When the employees found it in front of them, on a screen, like before theirs death they were stunned: their former boss Tang Xiao'ou, who passed away in December, was talking to them again as if he had come back to life. This is not a joke or the disguise of who knows who but it is thanks to theartificial intelligence that has “resurrected” the founder of the Chinese group SenseTime. The deceased gave a full speech as a “digital” human being. “Hello everyone, we meet again finally. Last year was tough, but 2024 will give us satisfaction”, were the first words.

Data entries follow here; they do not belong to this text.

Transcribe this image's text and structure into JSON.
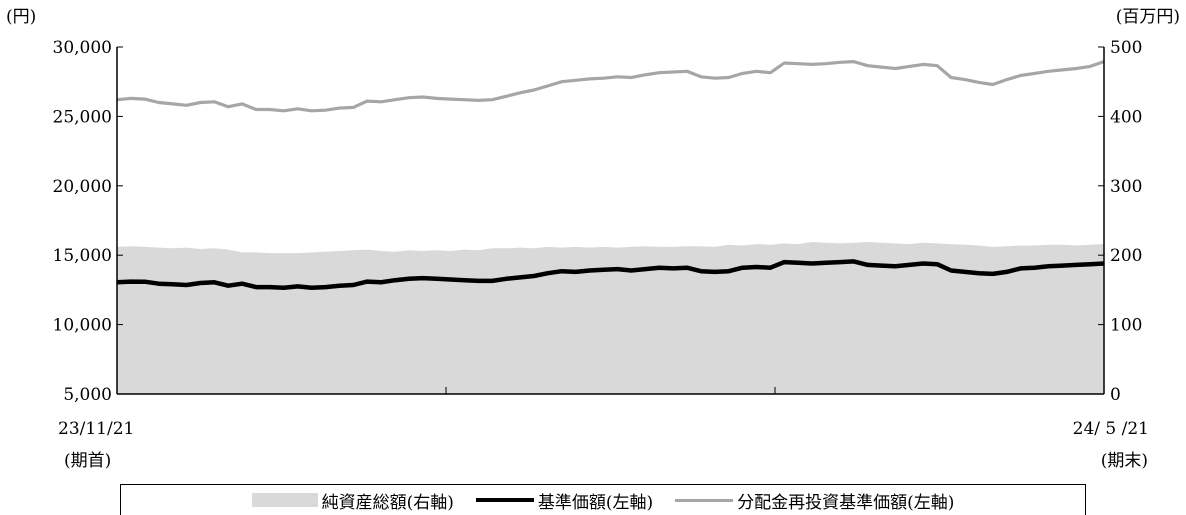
{
  "chart_data": {
    "type": "line",
    "left_axis": {
      "unit": "(円)",
      "min": 5000,
      "max": 30000,
      "ticks": [
        "30,000",
        "25,000",
        "20,000",
        "15,000",
        "10,000",
        "5,000"
      ]
    },
    "right_axis": {
      "unit": "(百万円)",
      "min": 0,
      "max": 500,
      "ticks": [
        "500",
        "400",
        "300",
        "200",
        "100",
        "0"
      ]
    },
    "x_start": {
      "date": "23/11/21",
      "label": "(期首)"
    },
    "x_end": {
      "date": "24/ 5 /21",
      "label": "(期末)"
    },
    "series": [
      {
        "name": "純資産総額(右軸)",
        "axis": "right",
        "render": "area",
        "color": "#d9d9d9",
        "values": [
          212,
          213,
          212,
          211,
          210,
          211,
          209,
          210,
          208,
          204,
          204,
          203,
          203,
          203,
          204,
          205,
          206,
          207,
          208,
          206,
          205,
          207,
          206,
          207,
          206,
          208,
          207,
          210,
          210,
          211,
          210,
          212,
          211,
          212,
          211,
          212,
          211,
          212,
          213,
          212,
          212,
          213,
          213,
          212,
          215,
          214,
          216,
          215,
          217,
          216,
          219,
          218,
          217,
          218,
          219,
          218,
          217,
          216,
          218,
          217,
          216,
          215,
          214,
          212,
          213,
          214,
          214,
          215,
          215,
          214,
          215,
          216
        ]
      },
      {
        "name": "基準価額(左軸)",
        "axis": "left",
        "render": "line",
        "color": "#000000",
        "values": [
          13050,
          13100,
          13090,
          12950,
          12900,
          12850,
          13000,
          13050,
          12800,
          12950,
          12700,
          12700,
          12650,
          12750,
          12650,
          12700,
          12800,
          12850,
          13100,
          13050,
          13200,
          13300,
          13350,
          13300,
          13250,
          13200,
          13150,
          13150,
          13300,
          13400,
          13500,
          13700,
          13850,
          13800,
          13900,
          13950,
          14000,
          13900,
          14000,
          14100,
          14050,
          14100,
          13850,
          13800,
          13850,
          14100,
          14150,
          14100,
          14500,
          14450,
          14400,
          14450,
          14500,
          14550,
          14300,
          14250,
          14200,
          14300,
          14400,
          14350,
          13900,
          13800,
          13700,
          13650,
          13800,
          14050,
          14100,
          14200,
          14250,
          14300,
          14350,
          14400
        ]
      },
      {
        "name": "分配金再投資基準価額(左軸)",
        "axis": "left",
        "render": "line",
        "color": "#a6a6a6",
        "values": [
          26200,
          26300,
          26250,
          26000,
          25900,
          25800,
          26000,
          26050,
          25700,
          25900,
          25500,
          25500,
          25400,
          25550,
          25400,
          25450,
          25600,
          25650,
          26100,
          26050,
          26200,
          26350,
          26400,
          26300,
          26250,
          26200,
          26150,
          26200,
          26450,
          26700,
          26900,
          27200,
          27500,
          27600,
          27700,
          27750,
          27850,
          27800,
          28000,
          28150,
          28200,
          28250,
          27850,
          27750,
          27800,
          28100,
          28250,
          28150,
          28850,
          28800,
          28750,
          28800,
          28900,
          28950,
          28650,
          28550,
          28450,
          28600,
          28750,
          28650,
          27800,
          27650,
          27450,
          27300,
          27650,
          27950,
          28100,
          28250,
          28350,
          28450,
          28600,
          28950
        ]
      }
    ],
    "grid": false,
    "legend_position": "bottom"
  },
  "legend": {
    "area_label": "純資産総額(右軸)",
    "nav_label": "基準価額(左軸)",
    "reinvest_label": "分配金再投資基準価額(左軸)"
  }
}
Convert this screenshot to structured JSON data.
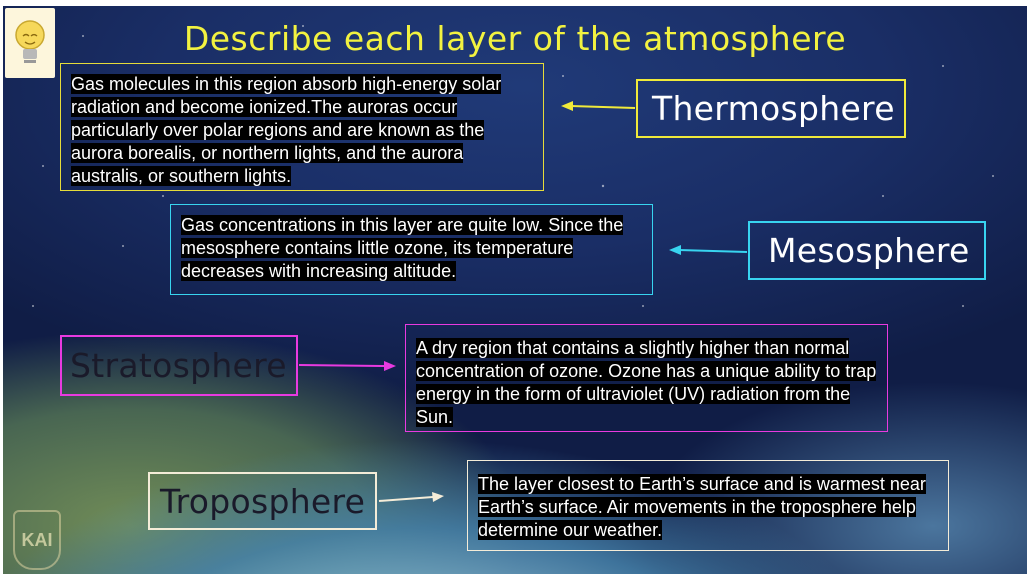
{
  "slide": {
    "title": "Describe each layer of the atmosphere",
    "logo_text": "KAI"
  },
  "layers": {
    "thermosphere": {
      "label": "Thermosphere",
      "description": "Gas molecules in this region absorb high-energy solar radiation and become ionized.The auroras occur particularly over polar regions and are known as the aurora borealis, or northern lights, and the aurora australis, or southern lights.",
      "color": "#f0ea3a"
    },
    "mesosphere": {
      "label": "Mesosphere",
      "description": "Gas concentrations in this layer are quite low. Since the mesosphere contains little ozone, its temperature decreases with increasing altitude.",
      "color": "#38d4f0"
    },
    "stratosphere": {
      "label": "Stratosphere",
      "description": "A dry region that contains a slightly higher than normal concentration of ozone. Ozone has a unique ability to trap energy in the form of ultraviolet (UV) radiation from the Sun.",
      "color": "#e83ae0"
    },
    "troposphere": {
      "label": "Troposphere",
      "description": "The layer closest to Earth’s surface and is warmest near Earth’s surface. Air movements in the troposphere help determine our weather.",
      "color": "#f4ecd8"
    }
  },
  "icons": {
    "bulb": "lightbulb-icon",
    "logo": "kai-logo"
  }
}
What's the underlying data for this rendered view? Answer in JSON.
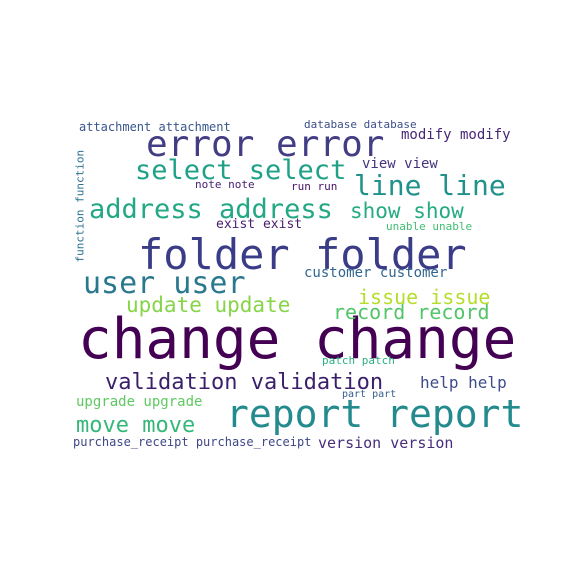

How can you come back to life
Many employees were initially convinced that Tang Xiao'ou's speech had been recorded by the IT billionaire before his death, but when the digital human spoke about Yolo, a film released in February, they realized that the speech must have been for latest strength. “The act represents a technological breakthrough in the field of artificial intelligence and has sparked discussions about life, death and the ethics of technology“he told the Chinese newspaper Yicai Luan Qing, general manager of a division of the company's digital space business group based in Hong Kong. The digital man based entirely on Tang created an almost realistic impression even in the details thanks to innovations in the language model used. “It was not easy to create the model as the team spent a lot of time researching different materials of Tang's voice, using three or four seconds of each tape to train and optimize the model,” General Manager Qing pointed out.
Costs
To create a kind of avatar and resurrect the missing person you love most, you will have to spend a negligible sum: for just 20 yuan, the equivalent of 2.50 eurosyou can acquire the clone of the deceased according to some IT services of China. The news arrives precisely in the days in which the country is celebrating its dead as happens here in November. There are already numerous mourners and rather technological people who have turned to artificial intelligence to communicate with the deceased who have miraculously reappeared on a smartphone, PC or tablet.
A growing market
This business is already worth around 12 billion yuan (the equivalent of 1.5 billion euros). The interest in digital clones of the dead comes as China's artificial intelligence industry continues to expand, with revenues likely to quadruple by 2025. Among the reasons pushing the Chinese in the direction of creating digital humans is the desire to have avatars available 24 hours a day capable of sponsoring and advertising products.
Xinhua, a state news agency and voice of the Communist Party, has also turned in this direction, having created a TV presenter who is the result of artificial intelligence and who does not need to rest, change clothes or ask for pharaonic contracts for his work. but only someone who writes him what he will have to say.